I had gone up two steps when she held out the big envelope from earlier. “Don’t forget your mail.”

“Oh, right, thank you.” I peeled back the flap and ripped open the end of the envelope wondering what it could be.

I slid out the contents. It was a stack of large format photographs and a piece of folded notebook paper.

The top photo was in black and white and kind of blurry. It was from the Halloween party. I was standing with Gabe and talking to that creepy man he knew. I didn’t remember seeing a party photographer there. But pretty much everyone had a phone.

But… I didn’t understand. It wasn’t a particularly good image.

I opened my bedroom door and tossed the stack of photos onto my bed while I opened the note.

“I know why you did. If you don’t want me to tell, call.” And then listed a phone number.

It didn’t make any sense. I hadn’t done anything.

I picked up the photos and began looking through them.

Another photo of that creep opening a door. That was when I had to go to the bathroom and wanted to cry. I flipped to the next photo, and everything stopped. My world went dark around me. I couldn’t breathe.

I think I fell, more than sat on the edge of the bed. The photos were of Nick and me. Most of the time we just looked like a random couple. I wasn’t recognizable, and it was only Nick’s back. But then, the photos changed and, well, the memory I wanted nothing more than to completely erase from my mind glared up at me in vivid color. Nick had a fist full of my dress, and I was naked. The photographer had changed their position so that his face was visible in the picture.

There was no doubt about what was happening in the picture. Nick had clearly just ripped my dress off. The next picture was almost worse, his hands were on me.

There were no more images. No photos of him trying to protect me and cover me. No photos of me wearing his pants like some upside-down shirt. Just the damning images of him and me. I didn’t understand why they had sent pictures of me with that creep.

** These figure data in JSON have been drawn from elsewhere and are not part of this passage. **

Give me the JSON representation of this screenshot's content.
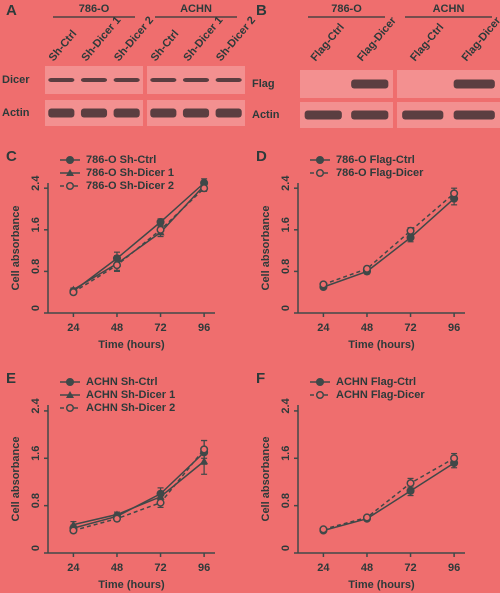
{
  "blots": [
    {
      "label": "A",
      "groups": [
        {
          "name": "786-O",
          "lanes": [
            "Sh-Ctrl",
            "Sh-Dicer 1",
            "Sh-Dicer 2"
          ]
        },
        {
          "name": "ACHN",
          "lanes": [
            "Sh-Ctrl",
            "Sh-Dicer 1",
            "Sh-Dicer 2"
          ]
        }
      ],
      "rows": [
        "Dicer",
        "Actin"
      ]
    },
    {
      "label": "B",
      "groups": [
        {
          "name": "786-O",
          "lanes": [
            "Flag-Ctrl",
            "Flag-Dicer"
          ]
        },
        {
          "name": "ACHN",
          "lanes": [
            "Flag-Ctrl",
            "Flag-Dicer"
          ]
        }
      ],
      "rows": [
        "Flag",
        "Actin"
      ]
    }
  ],
  "chart_data": [
    {
      "type": "line",
      "label": "C",
      "xlabel": "Time (hours)",
      "ylabel": "Cell absorbance",
      "x": [
        24,
        48,
        72,
        96
      ],
      "xlim": [
        10,
        102
      ],
      "xticks": [
        24,
        48,
        72,
        96
      ],
      "ylim": [
        0,
        2.5
      ],
      "yticks": [
        0,
        0.8,
        1.6,
        2.4
      ],
      "legend": "upper left",
      "series": [
        {
          "name": "786-O Sh-Ctrl",
          "color": "#404848",
          "marker": "circle",
          "dashed": false,
          "values": [
            0.42,
            1.05,
            1.75,
            2.5
          ],
          "errors": [
            0.03,
            0.12,
            0.06,
            0.08
          ]
        },
        {
          "name": "786-O Sh-Dicer 1",
          "color": "#404848",
          "marker": "triangle",
          "dashed": false,
          "values": [
            0.45,
            0.95,
            1.55,
            2.45
          ],
          "errors": [
            0.03,
            0.15,
            0.08,
            0.06
          ]
        },
        {
          "name": "786-O Sh-Dicer 2",
          "color": "#404848",
          "marker": "open-circle",
          "dashed": true,
          "values": [
            0.4,
            0.92,
            1.6,
            2.4
          ],
          "errors": [
            0.03,
            0.1,
            0.07,
            0.06
          ]
        }
      ]
    },
    {
      "type": "line",
      "label": "D",
      "xlabel": "Time (hours)",
      "ylabel": "Cell absorbance",
      "x": [
        24,
        48,
        72,
        96
      ],
      "xlim": [
        10,
        102
      ],
      "xticks": [
        24,
        48,
        72,
        96
      ],
      "ylim": [
        0,
        2.5
      ],
      "yticks": [
        0,
        0.8,
        1.6,
        2.4
      ],
      "legend": "upper left",
      "series": [
        {
          "name": "786-O Flag-Ctrl",
          "color": "#404848",
          "marker": "circle",
          "dashed": false,
          "values": [
            0.5,
            0.8,
            1.45,
            2.2
          ],
          "errors": [
            0.03,
            0.05,
            0.08,
            0.12
          ]
        },
        {
          "name": "786-O Flag-Dicer",
          "color": "#404848",
          "marker": "open-circle",
          "dashed": true,
          "values": [
            0.55,
            0.85,
            1.58,
            2.3
          ],
          "errors": [
            0.03,
            0.04,
            0.06,
            0.1
          ]
        }
      ]
    },
    {
      "type": "line",
      "label": "E",
      "xlabel": "Time (hours)",
      "ylabel": "Cell absorbance",
      "x": [
        24,
        48,
        72,
        96
      ],
      "xlim": [
        10,
        102
      ],
      "xticks": [
        24,
        48,
        72,
        96
      ],
      "ylim": [
        0,
        2.5
      ],
      "yticks": [
        0,
        0.8,
        1.6,
        2.4
      ],
      "legend": "upper left",
      "series": [
        {
          "name": "ACHN Sh-Ctrl",
          "color": "#404848",
          "marker": "circle",
          "dashed": false,
          "values": [
            0.42,
            0.62,
            1.0,
            1.7
          ],
          "errors": [
            0.05,
            0.04,
            0.1,
            0.2
          ]
        },
        {
          "name": "ACHN Sh-Dicer 1",
          "color": "#404848",
          "marker": "triangle",
          "dashed": false,
          "values": [
            0.48,
            0.65,
            0.95,
            1.55
          ],
          "errors": [
            0.05,
            0.04,
            0.08,
            0.22
          ]
        },
        {
          "name": "ACHN Sh-Dicer 2",
          "color": "#404848",
          "marker": "open-circle",
          "dashed": true,
          "values": [
            0.38,
            0.58,
            0.85,
            1.75
          ],
          "errors": [
            0.04,
            0.04,
            0.08,
            0.15
          ]
        }
      ]
    },
    {
      "type": "line",
      "label": "F",
      "xlabel": "Time (hours)",
      "ylabel": "Cell absorbance",
      "x": [
        24,
        48,
        72,
        96
      ],
      "xlim": [
        10,
        102
      ],
      "xticks": [
        24,
        48,
        72,
        96
      ],
      "ylim": [
        0,
        2.5
      ],
      "yticks": [
        0,
        0.8,
        1.6,
        2.4
      ],
      "legend": "upper left",
      "series": [
        {
          "name": "ACHN Flag-Ctrl",
          "color": "#404848",
          "marker": "circle",
          "dashed": false,
          "values": [
            0.38,
            0.58,
            1.05,
            1.52
          ],
          "errors": [
            0.03,
            0.03,
            0.08,
            0.08
          ]
        },
        {
          "name": "ACHN Flag-Dicer",
          "color": "#404848",
          "marker": "open-circle",
          "dashed": true,
          "values": [
            0.4,
            0.6,
            1.18,
            1.6
          ],
          "errors": [
            0.03,
            0.03,
            0.08,
            0.08
          ]
        }
      ]
    }
  ]
}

I thought I had cried all the tears in my body out earlier, but clearly, that was not the case. I gulped lung-fulls of air trying to breathe. I looked around my room, I had nothing that could provide answers.

I didn’t even know what I was looking for.

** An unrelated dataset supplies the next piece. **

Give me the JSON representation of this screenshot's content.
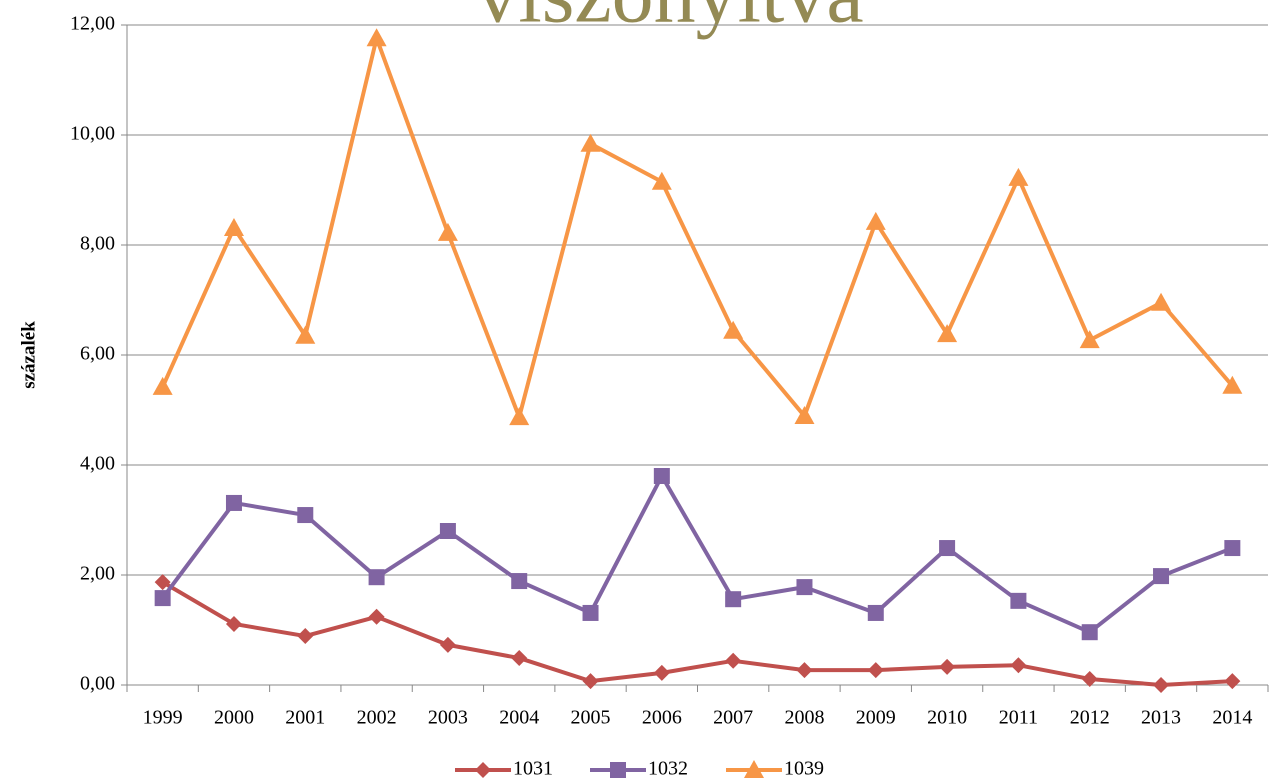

What was I supposed to do? If someone had these pictures, they could sell them. Out of context, it looked very bad for Nick. It was worse for me, I was the one exposed, but I also knew I was a nobody. He was a movie star.

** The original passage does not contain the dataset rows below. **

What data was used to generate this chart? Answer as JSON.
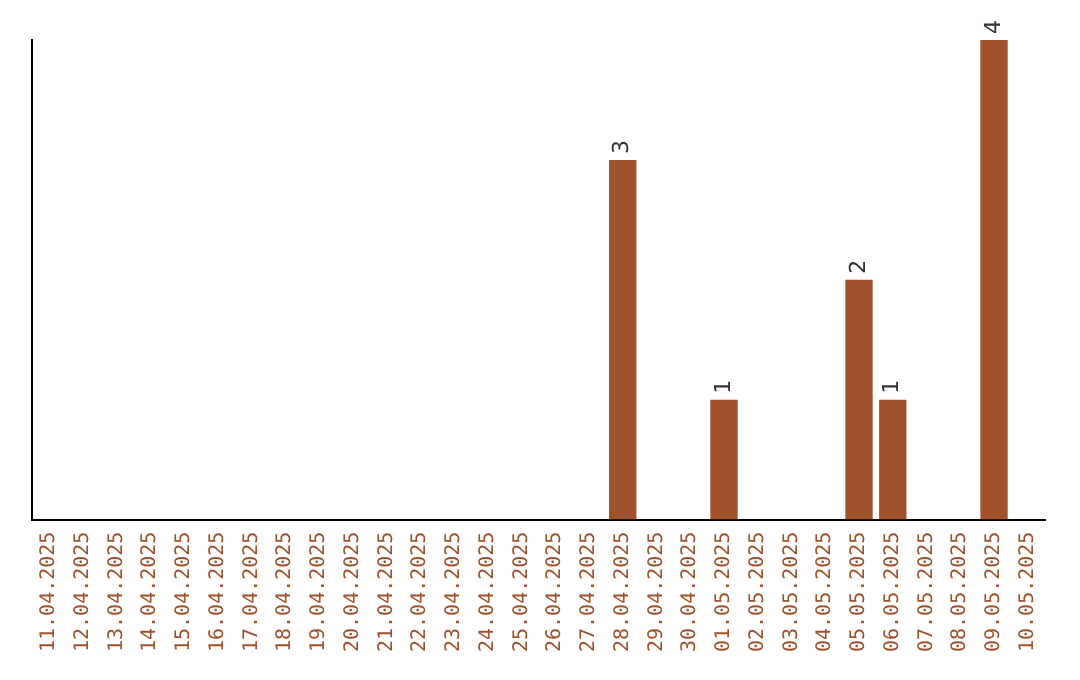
{
  "chart_data": {
    "type": "bar",
    "categories": [
      "11.04.2025",
      "12.04.2025",
      "13.04.2025",
      "14.04.2025",
      "15.04.2025",
      "16.04.2025",
      "17.04.2025",
      "18.04.2025",
      "19.04.2025",
      "20.04.2025",
      "21.04.2025",
      "22.04.2025",
      "23.04.2025",
      "24.04.2025",
      "25.04.2025",
      "26.04.2025",
      "27.04.2025",
      "28.04.2025",
      "29.04.2025",
      "30.04.2025",
      "01.05.2025",
      "02.05.2025",
      "03.05.2025",
      "04.05.2025",
      "05.05.2025",
      "06.05.2025",
      "07.05.2025",
      "08.05.2025",
      "09.05.2025",
      "10.05.2025"
    ],
    "values": [
      null,
      null,
      null,
      null,
      null,
      null,
      null,
      null,
      null,
      null,
      null,
      null,
      null,
      null,
      null,
      null,
      null,
      3,
      null,
      null,
      1,
      null,
      null,
      null,
      2,
      1,
      null,
      null,
      4,
      null
    ],
    "data_labels": true,
    "color": "#a0522d",
    "tick_labels": "x",
    "grid": false,
    "legend": false
  }
}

I spread out the note that had gotten somewhat crumpled in my distraught state. I pulled my phone from my purse, and with shaky fingers I dialed the listed phone number.

It rang and then was picked up by voicemail. The voice was somehow masked, it sounded like an automated computer voice.

“This message is for Kayla. You have twenty minutes before we return your call. Tell no one. Be somewhere alone. We will know if you’re not.”

The message ended. Twenty minutes? Where was I going to go? Amber had already left, and I couldn’t drive. I sure as hell wasn’t about to tell Mom about this.

This felt like something out of a suspense novel. I wasn’t built for this. I read those books for enjoyment, not because I thought I was a spy. I wasn’t a spy, not even close.

I took the photos and slid them under my mattress. There was no way Mom could ever see those.

I took my phone and went down the stairs as quietly as possible. Mom was still in the kitchen. I never understood why she would rather sit and read in the kitchen when she had a living room, she could relax in. The living room was for guests.